Defence

What’s so long? Rename these Confederate bases

In this second month of the black history of Joe Biden’s presidency, the commander-in-chief must do what he has long promised his constituents: correct the mistake by renaming American military bases named after Confederate soldiers.

What kind of obstacle? A year has passed since Secretary of Defense Lloyd Austin called their participants in the discussion to the mandate commission to rename the base. Almost six months have passed since the commission The public asked for new base name ideas. Having received thousands of suggestions on base names, a source close to the decision told me this week that the commission is likely to make its recommendations in a few more months.

Meanwhile, this moment passes by the Pentagon. Statues erected across the country in honor of white people who enslaved their loved ones for profit force or decreetheir names have been removed from buildings, streets and schools built at a time when white Americans tried very hard create a fake story serves its purposes.

Angry Americans who want to show their children the famous statue of Robert E. Lee, which for decades guarded the heart of Richmond, Virginia, still able to do so–In the city Museum of Black History. They can then visit the monstrous Tennessee statue of Nathan Bedford Forrest, a slave trader, Confederate general and Ku Klux Klan leader, now removed from the state capital and sent to his museum.

What has taken the Pentagon so long?

One of the reasons is ridiculously twisted righteousness on the committee process created by the Biden administration and Democrats in Congress. The 2021 defense bill gave Biden three years to make a decision. But there is hope that Biden’s team is not pulling and holding on because of blatantly guerrilla and racist political hype about fake polemics of “critical race theory” or complaints from the right to teach racism in the ranks.

This week, Senate Republican Chief of Staff Jim Inhoff of Oklahoma complained about all the hours spent “promoting his left-wing social program in the military.” Inhoff’s office issued a statement saying the Pentagon at Biden had spent 5,889,082 man-hours, or 672 years, on a total of “training” on things like extremism and climate change. This is a good job, because in fact, the office of the chairman of the Joint Chiefs of Staff, General Mark Millie, has responded. in his letter to Inhof that the 5,359,311 hours spent on extremism alone “averages just over 2 hours per serviceman totaling 2.46 million members and is comparable to other requirements for the recurrent training of the Joint Forces”.

The Republicans’ open attacks on the military for teaching racism and extremism were unpleasant, but they turned out to be toothless. Fox-faced presenters Fox and far-right tweeters pulled out an old book, trying to accuse the left of forcing the military to evolve. But the fact is that there is no real dispute over the names of the bases of the Confederacy more. It’s just a matter of time.

The last rename request is a fairly simple example. Stephanie Murphy, D-Fla., suggested change the name of Fort Benning in Georgia to honor the sergeant. 1st grade Alvin Cash. In December, Biden posthumously awarded Cash the Medal of Honor. Benning was a Confederate brigadier general who fought to assassinate American soldiers in hopes of keeping slavery in the south. Cash rescued his teammates from a burning Bradley combat vehicle in Iraq, his own uniform tanned, receiving burns that died three weeks later.

Murphy sent her appeal to the official renaming commission, which was set up after Biden took office. Former President Donald Trump, of course, was against renaming the base. This was a sensitive issue that came to the fore in the year of the Black Lives Matter protests, and so the Democrats waited and under Biden’s leadership set up a commission, panel laying with like-minded scholars, including respected names in conservative politics.
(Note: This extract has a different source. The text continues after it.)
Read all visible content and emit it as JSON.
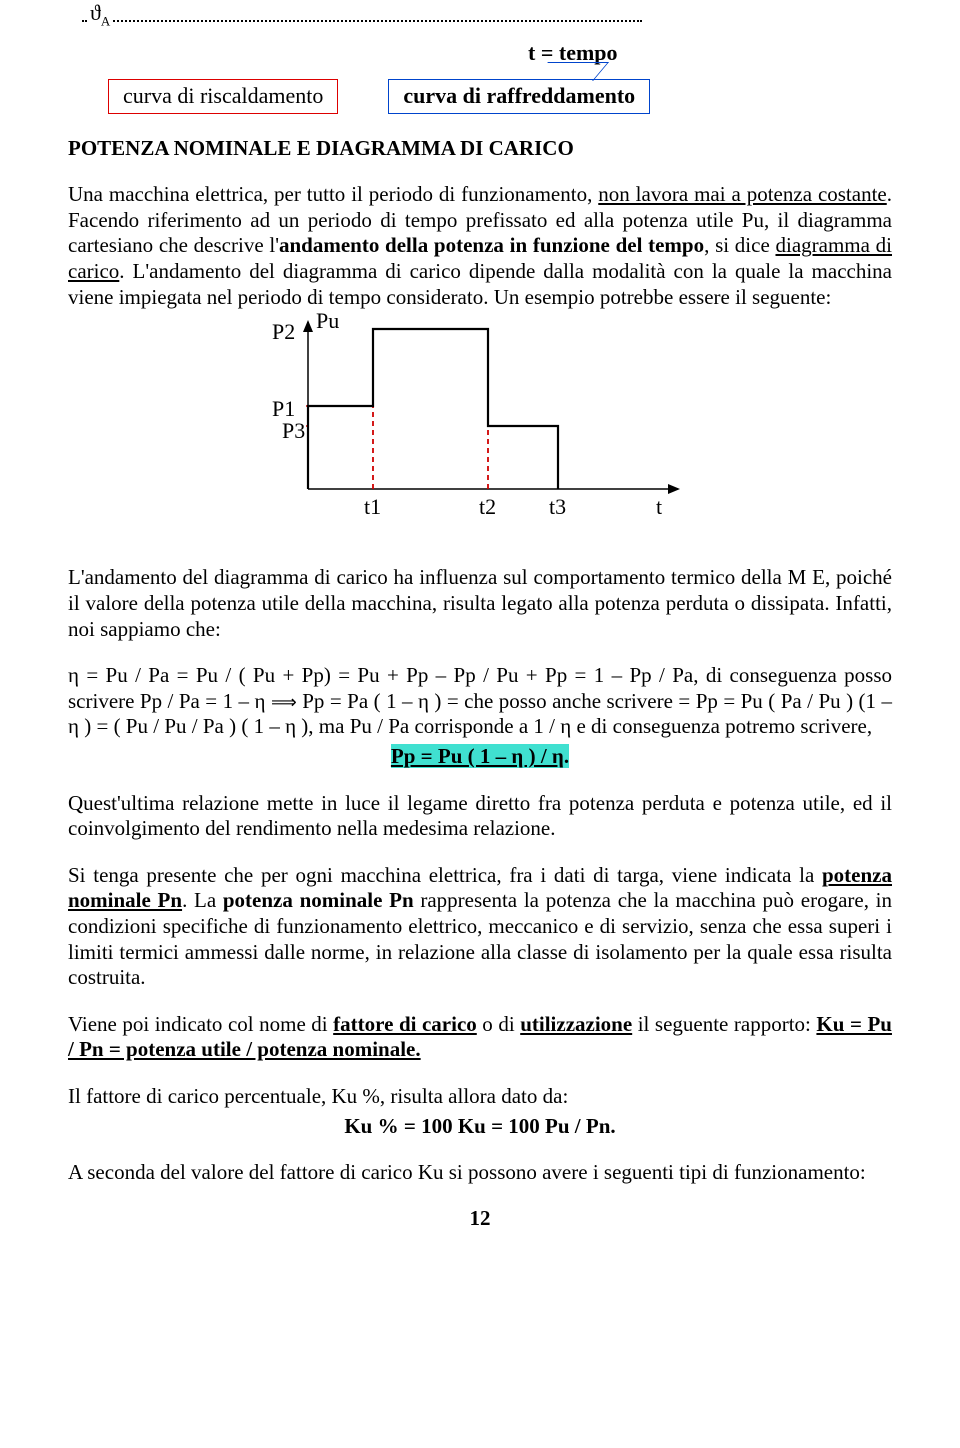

It was a move similar to how the Obama administration first commissioned a Pentagon study that found that hardly any of the military feared repealing a “don’t ask, don’t talk” policy against US gay troops. This research and the time it took helped cool our heads, reach consensus and create a fait accompli.

The basic names of the Confederation already exist executed‘ed.

At this point, the administration is unnecessarily involved in the performance of the political theater. If this commission was just a rubber stamp designed to create the brilliance of bipartisanship and science, just keep doing it. If it’s a serious panel, we think it’s great, but keep going. With these monuments and memorials, the long-dead racists and traitors of the country had to live long enough.

Another view: the defense ministers are eventually leaving their posts, and this may be the last year in office for Lloyd Austin. He probably won’t be the last black American to hold the post, but he may be the last in a long time. And on the part of the Joint Chiefs of Staff, there are several high-ranking black officers available for the post of chairman.

Military independent newspaper Stars and stripes reported this month what to do. “The Army facilities in question, all in the former Confederate states, were named in the 1910s and 1940s during the Jim Crow era in the south. These are Fort Polk in Louisiana, Fort Benning and Fort Gordon in Georgia, Fort Bragg in North Carolina, Fort AP Hill, Fort Lee and Fort Pickett in Virginia, Fort Rocker in Alabama and Fort Hood in Texas.

In Black History Month 2022, Biden must honor America’s true history by erasing the long-established revisionist, racist one. Change the names at U.S. military bases to honor men and women who represent what the military stands for: We, the people.